Isca Hockey Club
- League: Men's England Hockey League Women's England Hockey League
- Founded: 1913; 112 years ago
- Home ground: University of Exeter Sports Park

= Isca Hockey Club =

English field hockey team

Isca Hockey Club is a field hockey club that plays in Exeter. The club plays fixtures at several locations, primarily on the water-based pitch at the University of Exeter and Exeter School. The name of the club, Isca, originates from Isca Dumnoniorum, the Roman name for the Exeter area. The club has secured several major national honours since it was created in 1913, and recently celebrated its 100-year anniversary in 2013.

== Teams ==
The club has six men's and five women's teams, junior teams at all age groups, and also mixed and veteran's teams.

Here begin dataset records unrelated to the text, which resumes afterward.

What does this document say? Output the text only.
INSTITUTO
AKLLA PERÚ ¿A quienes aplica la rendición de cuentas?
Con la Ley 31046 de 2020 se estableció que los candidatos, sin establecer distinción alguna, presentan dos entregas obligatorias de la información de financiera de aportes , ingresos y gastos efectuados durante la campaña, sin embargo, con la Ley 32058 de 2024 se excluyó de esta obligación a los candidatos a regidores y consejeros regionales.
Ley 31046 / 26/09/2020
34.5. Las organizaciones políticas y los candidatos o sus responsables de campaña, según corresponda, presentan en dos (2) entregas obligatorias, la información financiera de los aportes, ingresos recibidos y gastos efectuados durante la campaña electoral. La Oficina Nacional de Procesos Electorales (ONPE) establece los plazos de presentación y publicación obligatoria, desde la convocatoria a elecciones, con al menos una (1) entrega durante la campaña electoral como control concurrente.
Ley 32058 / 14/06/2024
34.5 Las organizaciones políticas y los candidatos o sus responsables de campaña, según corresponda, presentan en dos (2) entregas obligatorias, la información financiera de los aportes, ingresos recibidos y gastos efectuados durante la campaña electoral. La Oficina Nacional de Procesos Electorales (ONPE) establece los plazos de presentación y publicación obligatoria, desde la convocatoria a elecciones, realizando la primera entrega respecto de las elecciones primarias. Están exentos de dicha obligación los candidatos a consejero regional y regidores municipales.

The men's 1st XI play in the England Hockey Men's League Conference West and the women's 1st XI play in the England Hockey Investec Women's Hockey League Division One South

== History ==
During the 1978–79 season, Isca were surprise winners of the Men's National Inter League Championship, which was the tournament held to determine the champions of England. They defeated Southgate on the way to reaching the final where they beat Westcliff. They had qualified for the tournament by virtue of winning the Debenhams' sponsored West League.

In 2019, the women's section of the club joined the University of Exeter Hockey Club and now play as the Isca and University of Exeter Hockey Club.